Greenglish, Greeklish, Γρήκλης
Chatted with yorix from HelMUG today on AIM (using BitlBee on my side) and he mentioned that he had always wanted to write a program to translate Greeklish to real Greek characters and back. As it happened we were both using Greeklish and as it also happened I had been looking up information on Greeklish on the web the day before.
Greeklish (or Greenglish) is writing Greek with latin characters, for example you write ellhnika instead of ελληνικά. Transliteration relies on the human ability to make sense out of nonexact rules. Machine transliteration would face difficulties, because everybody makes their own Greeklish. I had some ideas about coding for transliteration already...
Some links: Scientific approach (Greek), a table for transliteration (English), sample from irc instructions.

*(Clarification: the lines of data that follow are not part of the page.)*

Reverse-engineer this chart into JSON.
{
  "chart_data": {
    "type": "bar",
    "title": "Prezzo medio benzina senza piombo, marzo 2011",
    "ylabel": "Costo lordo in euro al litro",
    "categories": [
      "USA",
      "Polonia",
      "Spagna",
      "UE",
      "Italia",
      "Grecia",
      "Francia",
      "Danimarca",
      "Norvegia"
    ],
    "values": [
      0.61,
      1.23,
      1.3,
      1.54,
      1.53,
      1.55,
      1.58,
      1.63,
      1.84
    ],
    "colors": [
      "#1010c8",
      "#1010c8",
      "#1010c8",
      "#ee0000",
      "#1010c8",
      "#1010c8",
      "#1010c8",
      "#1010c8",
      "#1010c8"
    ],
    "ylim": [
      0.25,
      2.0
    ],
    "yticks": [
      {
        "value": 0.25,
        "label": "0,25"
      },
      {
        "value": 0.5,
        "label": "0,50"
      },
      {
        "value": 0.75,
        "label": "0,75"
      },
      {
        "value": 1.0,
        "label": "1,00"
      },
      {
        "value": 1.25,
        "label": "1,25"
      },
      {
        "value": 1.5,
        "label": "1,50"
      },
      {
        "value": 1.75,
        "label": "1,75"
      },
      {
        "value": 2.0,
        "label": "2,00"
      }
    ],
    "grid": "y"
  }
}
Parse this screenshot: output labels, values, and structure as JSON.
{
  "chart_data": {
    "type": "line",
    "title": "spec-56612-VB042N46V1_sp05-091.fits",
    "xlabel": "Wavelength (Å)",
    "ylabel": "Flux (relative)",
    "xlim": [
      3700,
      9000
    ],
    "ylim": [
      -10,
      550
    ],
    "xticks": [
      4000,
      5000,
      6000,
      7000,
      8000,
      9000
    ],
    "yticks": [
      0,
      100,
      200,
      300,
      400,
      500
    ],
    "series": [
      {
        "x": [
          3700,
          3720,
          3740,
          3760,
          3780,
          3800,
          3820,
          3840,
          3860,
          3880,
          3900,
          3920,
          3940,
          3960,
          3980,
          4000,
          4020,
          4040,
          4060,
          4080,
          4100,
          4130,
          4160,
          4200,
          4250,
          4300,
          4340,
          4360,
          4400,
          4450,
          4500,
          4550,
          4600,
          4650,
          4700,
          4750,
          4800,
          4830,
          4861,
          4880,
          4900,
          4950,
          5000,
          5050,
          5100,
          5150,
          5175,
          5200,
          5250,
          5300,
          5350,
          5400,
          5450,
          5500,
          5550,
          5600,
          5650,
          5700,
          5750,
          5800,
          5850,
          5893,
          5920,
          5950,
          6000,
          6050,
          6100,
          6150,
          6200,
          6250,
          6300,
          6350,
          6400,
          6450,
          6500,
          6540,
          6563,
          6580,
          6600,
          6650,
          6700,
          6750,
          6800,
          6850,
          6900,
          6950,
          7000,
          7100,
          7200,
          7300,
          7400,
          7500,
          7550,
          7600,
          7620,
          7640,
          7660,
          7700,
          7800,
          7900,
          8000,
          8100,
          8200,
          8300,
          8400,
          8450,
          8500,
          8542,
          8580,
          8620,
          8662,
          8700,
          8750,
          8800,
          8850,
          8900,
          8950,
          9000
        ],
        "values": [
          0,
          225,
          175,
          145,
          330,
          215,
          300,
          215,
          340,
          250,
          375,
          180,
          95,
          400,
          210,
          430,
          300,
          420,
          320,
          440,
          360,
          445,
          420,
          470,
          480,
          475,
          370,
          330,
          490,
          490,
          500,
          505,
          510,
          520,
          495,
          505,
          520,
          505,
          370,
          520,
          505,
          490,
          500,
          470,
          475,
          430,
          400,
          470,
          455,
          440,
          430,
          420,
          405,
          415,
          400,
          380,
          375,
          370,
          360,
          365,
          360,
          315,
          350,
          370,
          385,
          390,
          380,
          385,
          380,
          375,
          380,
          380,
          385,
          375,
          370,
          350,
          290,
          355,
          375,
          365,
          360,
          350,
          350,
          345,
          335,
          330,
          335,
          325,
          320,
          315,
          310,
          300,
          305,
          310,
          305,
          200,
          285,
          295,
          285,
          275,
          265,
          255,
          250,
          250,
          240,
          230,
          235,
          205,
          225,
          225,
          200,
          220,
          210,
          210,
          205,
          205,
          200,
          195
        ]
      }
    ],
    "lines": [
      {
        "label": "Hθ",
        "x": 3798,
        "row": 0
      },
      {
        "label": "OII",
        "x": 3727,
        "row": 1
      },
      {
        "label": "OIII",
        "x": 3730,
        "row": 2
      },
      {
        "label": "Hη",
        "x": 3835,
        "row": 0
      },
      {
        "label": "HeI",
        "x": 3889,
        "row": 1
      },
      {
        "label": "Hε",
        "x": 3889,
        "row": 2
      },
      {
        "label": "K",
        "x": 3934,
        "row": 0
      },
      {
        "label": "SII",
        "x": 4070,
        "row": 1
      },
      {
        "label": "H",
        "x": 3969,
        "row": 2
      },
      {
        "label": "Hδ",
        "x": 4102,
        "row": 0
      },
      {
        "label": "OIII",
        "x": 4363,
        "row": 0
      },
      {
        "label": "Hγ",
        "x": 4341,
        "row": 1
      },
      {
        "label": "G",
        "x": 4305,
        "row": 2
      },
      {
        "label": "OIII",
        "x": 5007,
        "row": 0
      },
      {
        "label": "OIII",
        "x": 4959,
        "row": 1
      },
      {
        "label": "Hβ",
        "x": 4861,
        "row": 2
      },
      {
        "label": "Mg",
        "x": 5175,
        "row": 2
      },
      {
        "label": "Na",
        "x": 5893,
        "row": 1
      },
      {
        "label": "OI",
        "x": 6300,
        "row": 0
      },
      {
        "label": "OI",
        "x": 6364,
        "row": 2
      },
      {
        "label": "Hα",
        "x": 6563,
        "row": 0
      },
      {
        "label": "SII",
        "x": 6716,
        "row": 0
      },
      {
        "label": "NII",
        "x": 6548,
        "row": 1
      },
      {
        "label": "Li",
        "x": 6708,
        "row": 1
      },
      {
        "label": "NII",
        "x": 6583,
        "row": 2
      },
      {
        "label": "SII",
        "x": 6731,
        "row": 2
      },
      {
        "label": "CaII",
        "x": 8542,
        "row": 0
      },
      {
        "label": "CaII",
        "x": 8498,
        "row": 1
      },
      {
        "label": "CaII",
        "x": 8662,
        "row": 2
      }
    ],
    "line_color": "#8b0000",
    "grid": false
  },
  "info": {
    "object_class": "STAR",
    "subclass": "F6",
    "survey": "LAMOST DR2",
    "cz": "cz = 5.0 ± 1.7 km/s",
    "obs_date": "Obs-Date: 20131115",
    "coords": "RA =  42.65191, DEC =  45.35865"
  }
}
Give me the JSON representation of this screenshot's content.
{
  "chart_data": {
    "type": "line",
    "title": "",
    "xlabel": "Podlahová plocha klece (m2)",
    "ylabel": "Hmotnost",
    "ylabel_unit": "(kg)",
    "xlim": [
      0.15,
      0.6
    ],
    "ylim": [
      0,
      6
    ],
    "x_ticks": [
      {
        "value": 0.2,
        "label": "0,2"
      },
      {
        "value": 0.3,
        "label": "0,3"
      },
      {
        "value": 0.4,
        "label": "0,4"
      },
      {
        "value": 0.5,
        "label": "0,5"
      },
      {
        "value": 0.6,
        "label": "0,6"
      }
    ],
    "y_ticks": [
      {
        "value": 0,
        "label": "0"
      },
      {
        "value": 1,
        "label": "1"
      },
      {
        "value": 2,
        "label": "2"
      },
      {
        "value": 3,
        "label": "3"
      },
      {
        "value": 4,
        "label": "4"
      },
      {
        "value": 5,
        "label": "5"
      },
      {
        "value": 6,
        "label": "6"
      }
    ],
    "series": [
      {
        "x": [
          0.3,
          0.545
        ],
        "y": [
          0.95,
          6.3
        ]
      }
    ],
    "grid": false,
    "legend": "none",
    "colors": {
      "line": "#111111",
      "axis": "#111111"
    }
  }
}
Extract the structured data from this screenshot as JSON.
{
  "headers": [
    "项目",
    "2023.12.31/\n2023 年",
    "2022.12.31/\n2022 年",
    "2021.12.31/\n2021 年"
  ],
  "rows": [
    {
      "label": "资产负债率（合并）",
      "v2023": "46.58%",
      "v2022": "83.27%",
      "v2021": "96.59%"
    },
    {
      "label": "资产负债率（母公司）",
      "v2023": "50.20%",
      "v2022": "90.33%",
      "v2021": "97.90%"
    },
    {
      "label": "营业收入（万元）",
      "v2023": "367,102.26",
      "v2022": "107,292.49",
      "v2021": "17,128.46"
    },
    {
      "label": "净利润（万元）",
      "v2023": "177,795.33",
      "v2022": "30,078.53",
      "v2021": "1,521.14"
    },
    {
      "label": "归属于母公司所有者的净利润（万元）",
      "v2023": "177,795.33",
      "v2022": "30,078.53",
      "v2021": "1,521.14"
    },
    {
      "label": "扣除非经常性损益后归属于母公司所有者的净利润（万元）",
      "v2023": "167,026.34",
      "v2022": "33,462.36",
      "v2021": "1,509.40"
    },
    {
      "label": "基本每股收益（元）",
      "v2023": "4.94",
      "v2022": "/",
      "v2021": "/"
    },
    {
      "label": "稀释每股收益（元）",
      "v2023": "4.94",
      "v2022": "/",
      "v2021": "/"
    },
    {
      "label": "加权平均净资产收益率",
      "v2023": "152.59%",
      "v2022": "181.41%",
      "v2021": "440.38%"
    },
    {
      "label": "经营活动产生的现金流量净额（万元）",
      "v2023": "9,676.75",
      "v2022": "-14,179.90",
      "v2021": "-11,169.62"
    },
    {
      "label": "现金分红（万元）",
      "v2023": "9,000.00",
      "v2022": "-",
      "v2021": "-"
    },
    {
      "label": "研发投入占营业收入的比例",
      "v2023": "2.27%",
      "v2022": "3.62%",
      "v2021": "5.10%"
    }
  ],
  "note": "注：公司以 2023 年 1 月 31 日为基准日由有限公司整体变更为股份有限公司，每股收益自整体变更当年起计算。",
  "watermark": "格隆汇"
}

Another example is part of our discussion in the chat:
11:41 [+yorixofhelm] betabug: Apo kairo hthela na kanw mia efarmogi pou na
metafrazei apo greeklish se ellinika...
11:41 [+yorixofhelm] betabug: Mporei loipon na fanei xrisimh :-)
11:41 [+yorixofhelm] betabug: Alla mporeis na kaneis kai ayto pou les...
11:42 [@betabug] yorixofhelm: nai, kai egw to skeftika ayto
Yorix writes the greek θ (theta) as "th", while I tend to use the 8. But since nobody tells me so, I may forget and use th sometimes. Same game with other characters. Yorix uses "u" for the Greek "ypsilon", while I go with the latin "y". His choice is better as it optically matches in better and leaves latin "y" open to be possibly used for Greek psi (ψ). I changed my habit.
Most disturbing for me is the setting of "r" for ρ (greek ro). I always want to use "p" for this, which matches better optically. But there is no obvious optical choice for π (greep pi) so it is stuck at "p".
Another problem with machine supported "Greeklish" would of course be that this is very much "up" in the human interface, close to the top of the application level. It could almost be implemented as a keyboard layout and font (so you could write and see proper Greek characters on your own side, while the other side gets Greeklies). This solution would presume an encoding where characters have a 1-to-1 relationship. Theta (θ) could not be translated to "th" because the character we see a different character on our side, but it's still just one character.
If OTOH we code a routine that transliterates input and display, then my first question is: "How do we hook that up to our applications?" Where does iChat get it? How do I tell Terminal.app? Writing web pages in TextEdit, have to call an AppleScript every time I save?.
Terminal.app might be the most simple, as in the shell I can put an Expect script between keyboard input (STDIN), display (STDOUT) and translate all kind of stuff. There is an example script for Expect that does Dvorak keyboard layout in that way.
Using a font/keyboard layout, we'd get the exact same transliteration always, like it or not. If you like to use some other transliteration, you have to change the font. And on the receiving side, if your partner uses some other transliteration, you might see partial garbage coming in. People will probably never change their habits for you, so you will for example have to live with the wrong Sigma at the end of words this way.
The program routine could employ extra logic to guess at the transliteration used on the other side. A lexicon of greek words could be used to make best guesses at certain ambivalent characters. This will have the result that we don't get full round-trip fidelity, more of a very loose mapping... but that's what Greeklish is all about.
Update: I'm now using my own python Greek to Greeklish converter, which does Unicode UTF-8 too - at least for mail reading (I don't convert Greeklish to Greek back).